Q: When did you begin to realize the potential benefits of layering evidence-based clinical research on top of real-time clinical data?

A:When I was at Healthways, which is the nation's leading-and largest-wellness and disease management services company, I became aware of and passionate about the value and importance of having the right clinical information at the right time.

Q: How did you decide that this particular area would be the most effective use of your daily innovative efforts?

A:We had key goals in mind when we started CredenceHealth, and the right team to make it happen. We wanted to accomplish three things: first, help clinicians keep up with the unprecedented changes in research; next, provide clinicians with the latest predictive and real-time intelligence and surveillance on emerging complications and compliance risks; and lastly, address the challenge of actionable, timely, and efficient accessibility to clinical information with HIT systems. We do the heavy lifting by providing a solution that requires no additional hardware and minimal effort from the hospital IT team.
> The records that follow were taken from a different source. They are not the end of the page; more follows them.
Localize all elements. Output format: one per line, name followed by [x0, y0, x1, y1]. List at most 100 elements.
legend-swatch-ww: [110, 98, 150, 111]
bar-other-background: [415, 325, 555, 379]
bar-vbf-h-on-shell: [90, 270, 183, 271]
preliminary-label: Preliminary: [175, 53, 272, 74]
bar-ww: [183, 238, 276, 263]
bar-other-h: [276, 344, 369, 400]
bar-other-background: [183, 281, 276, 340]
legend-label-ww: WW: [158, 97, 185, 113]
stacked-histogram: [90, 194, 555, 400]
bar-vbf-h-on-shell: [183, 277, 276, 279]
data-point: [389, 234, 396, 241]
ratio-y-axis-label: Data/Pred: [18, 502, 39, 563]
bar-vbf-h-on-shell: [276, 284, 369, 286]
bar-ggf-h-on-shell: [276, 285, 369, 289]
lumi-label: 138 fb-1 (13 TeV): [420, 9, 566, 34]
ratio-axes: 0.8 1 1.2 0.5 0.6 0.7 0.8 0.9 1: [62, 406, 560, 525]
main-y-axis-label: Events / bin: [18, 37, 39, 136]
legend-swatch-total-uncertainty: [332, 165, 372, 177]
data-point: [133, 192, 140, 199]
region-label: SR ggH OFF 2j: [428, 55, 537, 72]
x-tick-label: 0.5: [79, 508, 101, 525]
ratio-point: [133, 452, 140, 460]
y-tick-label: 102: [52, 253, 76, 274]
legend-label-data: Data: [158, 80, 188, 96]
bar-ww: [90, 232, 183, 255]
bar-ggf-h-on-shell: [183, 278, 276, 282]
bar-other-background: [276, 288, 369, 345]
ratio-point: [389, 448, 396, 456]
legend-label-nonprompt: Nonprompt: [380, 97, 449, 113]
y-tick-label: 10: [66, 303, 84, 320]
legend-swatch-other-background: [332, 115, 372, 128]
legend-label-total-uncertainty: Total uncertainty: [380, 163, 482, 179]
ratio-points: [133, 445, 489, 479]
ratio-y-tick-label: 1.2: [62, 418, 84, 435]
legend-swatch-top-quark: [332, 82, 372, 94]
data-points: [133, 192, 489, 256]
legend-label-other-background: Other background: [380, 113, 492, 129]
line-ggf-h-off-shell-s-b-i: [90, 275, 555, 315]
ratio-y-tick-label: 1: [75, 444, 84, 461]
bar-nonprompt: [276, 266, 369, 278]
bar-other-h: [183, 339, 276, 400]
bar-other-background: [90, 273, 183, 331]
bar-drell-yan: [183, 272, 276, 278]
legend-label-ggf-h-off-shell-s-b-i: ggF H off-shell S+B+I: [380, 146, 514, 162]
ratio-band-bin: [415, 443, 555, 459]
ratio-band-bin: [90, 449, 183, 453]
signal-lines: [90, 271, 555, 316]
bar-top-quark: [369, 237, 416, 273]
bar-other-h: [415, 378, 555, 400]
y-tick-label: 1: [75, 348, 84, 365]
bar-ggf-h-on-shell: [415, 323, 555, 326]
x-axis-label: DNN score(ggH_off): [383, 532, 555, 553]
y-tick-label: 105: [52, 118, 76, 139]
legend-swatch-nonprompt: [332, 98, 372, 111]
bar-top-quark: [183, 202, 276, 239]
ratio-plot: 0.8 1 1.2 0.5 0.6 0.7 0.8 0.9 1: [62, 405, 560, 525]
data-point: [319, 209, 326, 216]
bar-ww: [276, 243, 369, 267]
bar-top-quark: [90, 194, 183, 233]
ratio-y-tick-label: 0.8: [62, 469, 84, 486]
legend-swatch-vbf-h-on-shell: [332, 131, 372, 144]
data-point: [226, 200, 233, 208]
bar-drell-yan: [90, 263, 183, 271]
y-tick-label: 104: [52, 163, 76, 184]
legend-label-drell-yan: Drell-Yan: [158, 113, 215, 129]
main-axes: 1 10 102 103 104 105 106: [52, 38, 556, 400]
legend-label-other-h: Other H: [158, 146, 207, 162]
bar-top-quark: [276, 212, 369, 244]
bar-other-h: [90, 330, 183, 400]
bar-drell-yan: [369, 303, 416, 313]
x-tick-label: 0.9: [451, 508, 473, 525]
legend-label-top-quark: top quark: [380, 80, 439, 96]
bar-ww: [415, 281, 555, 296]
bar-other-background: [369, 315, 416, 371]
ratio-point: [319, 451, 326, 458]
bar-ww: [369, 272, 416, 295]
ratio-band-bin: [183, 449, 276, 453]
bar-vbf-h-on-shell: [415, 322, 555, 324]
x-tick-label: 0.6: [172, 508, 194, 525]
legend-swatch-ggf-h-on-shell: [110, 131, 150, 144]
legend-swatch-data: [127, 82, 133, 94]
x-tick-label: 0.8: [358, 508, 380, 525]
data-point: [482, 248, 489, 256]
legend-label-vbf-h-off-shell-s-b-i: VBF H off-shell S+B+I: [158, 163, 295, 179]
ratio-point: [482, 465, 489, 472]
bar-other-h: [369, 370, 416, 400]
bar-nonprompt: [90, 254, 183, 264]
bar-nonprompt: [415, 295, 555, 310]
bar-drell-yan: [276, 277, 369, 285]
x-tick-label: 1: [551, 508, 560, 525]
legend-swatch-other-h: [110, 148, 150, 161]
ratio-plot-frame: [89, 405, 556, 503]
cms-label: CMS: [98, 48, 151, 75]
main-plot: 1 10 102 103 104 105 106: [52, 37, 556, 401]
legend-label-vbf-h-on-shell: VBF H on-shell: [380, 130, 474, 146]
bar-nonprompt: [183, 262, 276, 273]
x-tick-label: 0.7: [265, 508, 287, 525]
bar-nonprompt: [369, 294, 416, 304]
Q; Which of your HIMSS chapter's contributions to regional healthcare IT education and adoption make you most proud?

A:Hosting premier current education via the Summit of the Southeast and the East Tennessee Summit events have been high points. These events draw more than 700 attendees each year combined.

Q: How do you aspire to direct or shape the national HIT conversation along with other HIT Exchange editorial advisory board members?

A: By continuing to encourage and enable open collaboration between public and private HIT professionals, I aim to ensure our policies and funding supports and results in truly self-sustainable business models that provide meaningful ROI.